Of the two Hoosier writers, it is Lockridge whom we might have expected to lead his dramatis personae with a sum of money. Vonnegut, a child of comfortable circumstance, came from a clan that seems to have used its money—transferred from the family hardware business to a generation of professionals and thence to the author and his peers—wisely and modestly. But money—first a sudden torrent and then its alarmingly quick evaporation—was a big factor in the final roiling months of Ross Lockridge’s life. Awarded a fat publisher’s advance, additional cash from Book of the Month Club rights, and a $150,000 prize from MGM when it optioned the movie rights, the young writer had more of it than any novelist would dare to imagine in 1947; by the following year, mounting family expenses and the good offices of the Internal Revenue Service were quickly returning him to the meager means he had known as an assistant professor of English. Too, while Vonnegut’s earlier works, especially Player Piano, had sliced clinically into the American class system, Lockridge’s previous extensive writing project suggested much rawer resentments: his epic poem, “The Dream of the Flesh of Iron”—written during the Depression and left unpublished—brims with unrestrained jabs against “the fat bosses and the capitalists” whose greed brought working people to their knees.

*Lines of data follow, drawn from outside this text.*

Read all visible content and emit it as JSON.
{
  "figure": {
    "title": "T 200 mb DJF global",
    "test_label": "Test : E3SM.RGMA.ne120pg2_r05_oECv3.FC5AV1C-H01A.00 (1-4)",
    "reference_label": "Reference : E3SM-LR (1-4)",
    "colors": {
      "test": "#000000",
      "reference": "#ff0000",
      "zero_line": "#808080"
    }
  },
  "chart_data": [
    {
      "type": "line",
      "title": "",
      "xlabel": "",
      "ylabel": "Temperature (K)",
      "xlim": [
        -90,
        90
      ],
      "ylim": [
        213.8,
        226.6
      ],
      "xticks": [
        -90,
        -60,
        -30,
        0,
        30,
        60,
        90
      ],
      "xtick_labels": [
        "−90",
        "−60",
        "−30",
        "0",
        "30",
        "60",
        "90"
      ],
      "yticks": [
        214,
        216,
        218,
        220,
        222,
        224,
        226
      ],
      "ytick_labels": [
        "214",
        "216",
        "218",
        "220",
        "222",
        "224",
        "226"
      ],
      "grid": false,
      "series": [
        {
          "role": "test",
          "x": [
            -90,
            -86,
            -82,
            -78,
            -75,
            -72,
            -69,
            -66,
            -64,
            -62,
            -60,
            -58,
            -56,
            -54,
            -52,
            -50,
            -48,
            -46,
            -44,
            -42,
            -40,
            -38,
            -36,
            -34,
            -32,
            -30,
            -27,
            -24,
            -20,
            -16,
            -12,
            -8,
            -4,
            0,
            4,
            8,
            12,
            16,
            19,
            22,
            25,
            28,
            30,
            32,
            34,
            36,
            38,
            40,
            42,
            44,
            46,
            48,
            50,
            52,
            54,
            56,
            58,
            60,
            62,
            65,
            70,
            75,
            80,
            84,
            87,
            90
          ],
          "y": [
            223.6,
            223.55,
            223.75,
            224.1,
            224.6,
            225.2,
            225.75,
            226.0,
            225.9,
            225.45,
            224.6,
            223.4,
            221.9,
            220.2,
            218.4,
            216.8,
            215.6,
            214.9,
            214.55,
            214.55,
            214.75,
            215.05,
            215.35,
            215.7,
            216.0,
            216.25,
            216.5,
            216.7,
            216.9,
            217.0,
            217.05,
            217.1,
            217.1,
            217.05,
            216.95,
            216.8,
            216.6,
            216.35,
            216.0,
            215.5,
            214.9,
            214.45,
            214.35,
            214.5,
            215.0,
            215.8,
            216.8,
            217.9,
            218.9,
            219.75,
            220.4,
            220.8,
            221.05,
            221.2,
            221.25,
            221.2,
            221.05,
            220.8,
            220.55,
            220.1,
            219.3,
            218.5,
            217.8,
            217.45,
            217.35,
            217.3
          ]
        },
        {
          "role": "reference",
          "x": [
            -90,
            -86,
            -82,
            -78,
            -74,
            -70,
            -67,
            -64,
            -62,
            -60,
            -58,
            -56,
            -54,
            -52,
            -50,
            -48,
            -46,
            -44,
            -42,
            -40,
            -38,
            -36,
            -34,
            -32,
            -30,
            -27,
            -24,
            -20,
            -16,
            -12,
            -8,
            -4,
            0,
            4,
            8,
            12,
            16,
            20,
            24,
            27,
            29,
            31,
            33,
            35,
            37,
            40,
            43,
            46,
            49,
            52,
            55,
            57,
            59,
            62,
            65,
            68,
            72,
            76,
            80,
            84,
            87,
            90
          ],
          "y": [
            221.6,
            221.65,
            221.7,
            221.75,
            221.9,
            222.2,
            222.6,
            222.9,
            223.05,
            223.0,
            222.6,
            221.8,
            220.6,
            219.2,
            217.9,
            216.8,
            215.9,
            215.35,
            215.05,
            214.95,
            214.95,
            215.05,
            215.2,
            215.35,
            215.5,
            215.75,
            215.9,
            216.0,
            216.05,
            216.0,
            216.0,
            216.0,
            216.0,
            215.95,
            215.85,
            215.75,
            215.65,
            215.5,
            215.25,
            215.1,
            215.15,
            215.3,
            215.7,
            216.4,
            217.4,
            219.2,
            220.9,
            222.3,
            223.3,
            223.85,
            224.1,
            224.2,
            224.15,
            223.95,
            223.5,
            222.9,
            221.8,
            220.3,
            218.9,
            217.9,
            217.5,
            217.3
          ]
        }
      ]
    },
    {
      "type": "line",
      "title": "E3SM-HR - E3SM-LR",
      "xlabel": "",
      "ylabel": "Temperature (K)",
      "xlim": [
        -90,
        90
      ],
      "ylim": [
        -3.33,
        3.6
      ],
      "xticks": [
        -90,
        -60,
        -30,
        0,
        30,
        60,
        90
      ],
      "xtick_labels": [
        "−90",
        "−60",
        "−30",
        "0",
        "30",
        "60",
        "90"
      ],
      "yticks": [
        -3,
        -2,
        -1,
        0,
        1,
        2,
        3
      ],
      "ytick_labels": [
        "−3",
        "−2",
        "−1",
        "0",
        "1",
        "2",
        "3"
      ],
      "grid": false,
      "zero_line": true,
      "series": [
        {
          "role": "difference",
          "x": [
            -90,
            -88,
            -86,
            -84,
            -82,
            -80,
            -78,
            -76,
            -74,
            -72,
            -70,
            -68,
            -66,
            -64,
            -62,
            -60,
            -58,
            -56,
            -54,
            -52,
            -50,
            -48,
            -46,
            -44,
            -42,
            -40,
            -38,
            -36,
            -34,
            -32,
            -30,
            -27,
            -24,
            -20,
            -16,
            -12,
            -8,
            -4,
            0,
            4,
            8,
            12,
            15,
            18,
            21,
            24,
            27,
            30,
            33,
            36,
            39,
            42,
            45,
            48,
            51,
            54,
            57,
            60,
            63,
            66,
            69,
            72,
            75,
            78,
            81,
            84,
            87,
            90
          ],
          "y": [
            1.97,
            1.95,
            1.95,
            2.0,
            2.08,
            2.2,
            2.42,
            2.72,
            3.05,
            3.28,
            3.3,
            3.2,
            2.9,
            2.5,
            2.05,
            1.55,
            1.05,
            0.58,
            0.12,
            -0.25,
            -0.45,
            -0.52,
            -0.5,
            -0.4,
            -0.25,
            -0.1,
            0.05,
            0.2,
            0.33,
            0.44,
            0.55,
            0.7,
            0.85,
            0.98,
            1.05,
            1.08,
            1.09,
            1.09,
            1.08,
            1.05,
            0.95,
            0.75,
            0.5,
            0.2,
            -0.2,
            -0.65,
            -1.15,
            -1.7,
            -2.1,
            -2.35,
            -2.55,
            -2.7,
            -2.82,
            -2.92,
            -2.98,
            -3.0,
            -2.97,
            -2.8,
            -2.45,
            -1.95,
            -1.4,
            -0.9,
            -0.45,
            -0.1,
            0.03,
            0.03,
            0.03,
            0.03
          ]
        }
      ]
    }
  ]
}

But while Lockridge continued to make clear his opinion of Gilded-Age capitalism, Raintree County keeps striking for something deeper, more fundamental—something represented in the figure of that unfound raintree said to grow on an island in the untamed thicket that endured at the heart of Raintree County’s boxes within boxes. Hero Johnny Shawnessy longs to “hear the words before the words became history,” that is, to return to an intuitive, nonverbal understanding of the connection of people to one another and to a place. Eliot Rosewater, prompted by his psychoanalyst to make a similar move, can only talk about American history—Thorsten Veblen, Samuel Gompers, Alexander Hamilton—anyone connected to the “oppression [or defense] of oddballs or the poor” (33, 96). His personal epiphany is simple: give away the family fortune, and in the process learn “to love people who have no use” (264) as his idol—and eventually, biggest fan—the science fiction writer Kilgore Trout, puts it at the story’s end.

Perhaps it’s appropriate that it’s a fantasy writer, after all, who articulates Rosewater’s mission vis à vis that “sum of money” that vies to be the story’s “leading character.” After all, the historical record—in Indiana or elsewhere in this nation—furnishes scant evidence to reassure anyone yearning to believe that such a mission might succeed, here in the real world.